1. In February and March, the people of the French Riviera town Menton celebrated the 75th annual Lemon Festival. Events included parades of lemon floats and acrobats, and an Indian-themed lemon carnival.
2. The acidity in lemons can power a standard LCD; to power a standard flashlight bulb, you would need about 500 lemons wired in parallel.
3. According to the Guinness Book of World Records, the world’s heaviest lemon weighed 11 pounds, 9.7 ounces, and was harvested on January 8, 2003 by Israeli farmer Aharon Shemoel.
4. It is said that the citric acid in lemon juice will dissolve a pearl.

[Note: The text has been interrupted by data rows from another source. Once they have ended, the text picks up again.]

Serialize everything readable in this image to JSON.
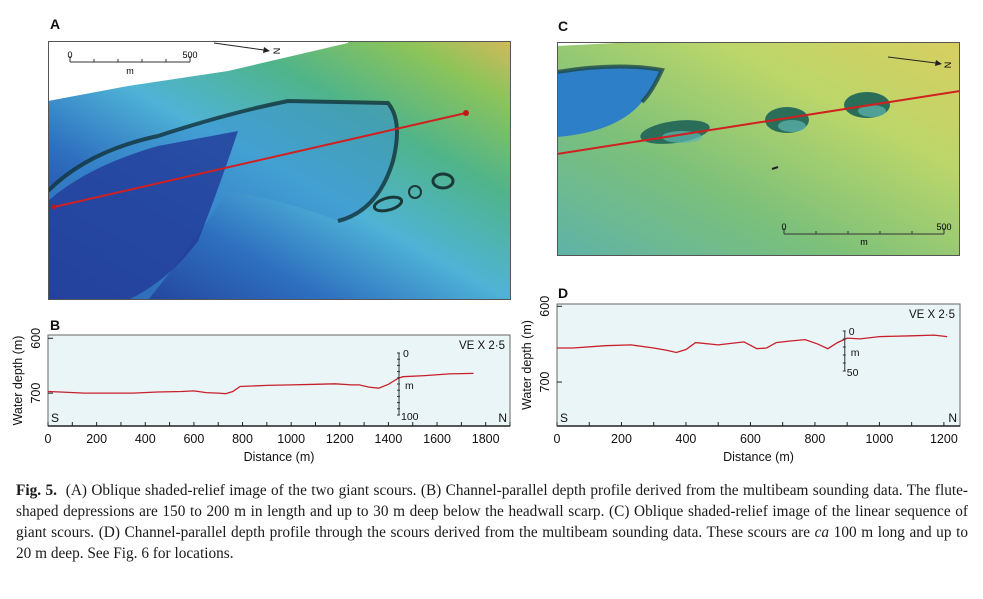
{
  "figure": {
    "panels": {
      "A": {
        "label": "A",
        "scale_start": "0",
        "scale_end": "500",
        "scale_unit": "m",
        "north": "N"
      },
      "B": {
        "label": "B"
      },
      "C": {
        "label": "C",
        "scale_start": "0",
        "scale_end": "500",
        "scale_unit": "m",
        "north": "N"
      },
      "D": {
        "label": "D"
      }
    },
    "caption": {
      "fig_label": "Fig. 5.",
      "part1": "(A) Oblique shaded-relief image of the two giant scours. (B) Channel-parallel depth profile derived from the multibeam sounding data. The flute-shaped depressions are 150 to 200 m in length and up to 30 m deep below the headwall scarp. (C) Oblique shaded-relief image of the linear sequence of giant scours. (D) Channel-parallel depth profile through the scours derived from the multibeam sounding data. These scours are ",
      "italic": "ca",
      "part2": " 100 m long and up to 20 m deep. See Fig. 6 for locations."
    }
  },
  "chart_data": [
    {
      "id": "B",
      "type": "line",
      "title": "",
      "xlabel": "Distance (m)",
      "ylabel": "Water depth (m)",
      "xlim": [
        0,
        1900
      ],
      "ylim": [
        760,
        594
      ],
      "xticks": [
        0,
        200,
        400,
        600,
        800,
        1000,
        1200,
        1400,
        1600,
        1800
      ],
      "yticks": [
        600,
        700
      ],
      "annotation": "VE X 2·5",
      "left_label": "S",
      "right_label": "N",
      "scale_bar": {
        "top": "0",
        "mid": "m",
        "bottom": "100"
      },
      "grid": false,
      "series": [
        {
          "name": "depth profile",
          "x": [
            0,
            50,
            150,
            250,
            350,
            450,
            550,
            600,
            650,
            700,
            730,
            760,
            790,
            900,
            1000,
            1100,
            1180,
            1250,
            1280,
            1320,
            1360,
            1400,
            1440,
            1460,
            1550,
            1650,
            1750
          ],
          "y": [
            697,
            698,
            700,
            700,
            700,
            698,
            697,
            696,
            699,
            700,
            701,
            697,
            688,
            686,
            685,
            684,
            683,
            685,
            685,
            689,
            691,
            684,
            673,
            670,
            668,
            665,
            664
          ]
        }
      ]
    },
    {
      "id": "D",
      "type": "line",
      "title": "",
      "xlabel": "Distance (m)",
      "ylabel": "Water depth (m)",
      "xlim": [
        0,
        1250
      ],
      "ylim": [
        758,
        597
      ],
      "xticks": [
        0,
        200,
        400,
        600,
        800,
        1000,
        1200
      ],
      "yticks": [
        600,
        700
      ],
      "annotation": "VE X 2·5",
      "left_label": "S",
      "right_label": "N",
      "scale_bar": {
        "top": "0",
        "mid": "m",
        "bottom": "50"
      },
      "grid": false,
      "series": [
        {
          "name": "depth profile",
          "x": [
            0,
            50,
            150,
            230,
            300,
            340,
            370,
            400,
            430,
            500,
            540,
            580,
            620,
            650,
            680,
            720,
            770,
            810,
            840,
            870,
            900,
            940,
            1000,
            1100,
            1170,
            1210
          ],
          "y": [
            655,
            655,
            652,
            651,
            655,
            658,
            661,
            657,
            648,
            651,
            649,
            647,
            656,
            655,
            648,
            646,
            644,
            650,
            656,
            648,
            642,
            643,
            640,
            639,
            638,
            640
          ]
        }
      ]
    }
  ]
}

5. Lemons are technically berries.
6. The word lemon is believed to have been derived from Asian language words for “sour” or “sour fruit.”
7. California produces more lemons than all of Europe, about 754,000 tons annually.
8. In 2006, the average American consumed 3.96 pounds of lemons.
9. There are about 50 varieties of lemons including fun name like Eureka, Baboon and Lapithikiotiki.
More Lemonade Recipes:
Homemade Pink (Strawberry) Lemonade
½ cup granulated sugar
½ cup water
1 cup strained fresh lemon juice (6-8 lemons)
2-3 cups cold water, to taste
1 quart strawberries, sliced
In small saucepan, combine sugar and ½ cup water.
Simmer until sugar is fully dissolved.
Combine this simple syrup in large pitcher with lemon juice, cold water and strawberries.
Pour over ice and serve.
Lemon Sugar: Combine 3-4 tablespoons lemon zest and 1 cup granulated sugar in airtight container. Store in dark cabinet for 1-2 weeks prior to use. Use as replacement for granulated sugar in cookie or quick bread recipes.
Lemon Pepper: Combine 3-4 tablespoons lemon zest and 2 tablespoons ground black pepper in airtight container. Store in fridge for 1-2 weeks prior to use. Use to in dry rub, marinade or seasoning mix.
Lemon Extract: Place zested lemon rinds in a clean jar with 1 cup unflavored vodka. Store in dark cabinet for 4-6 weeks, shaking occasionally. Strain and store in clean jar in dark cabinet or fridge.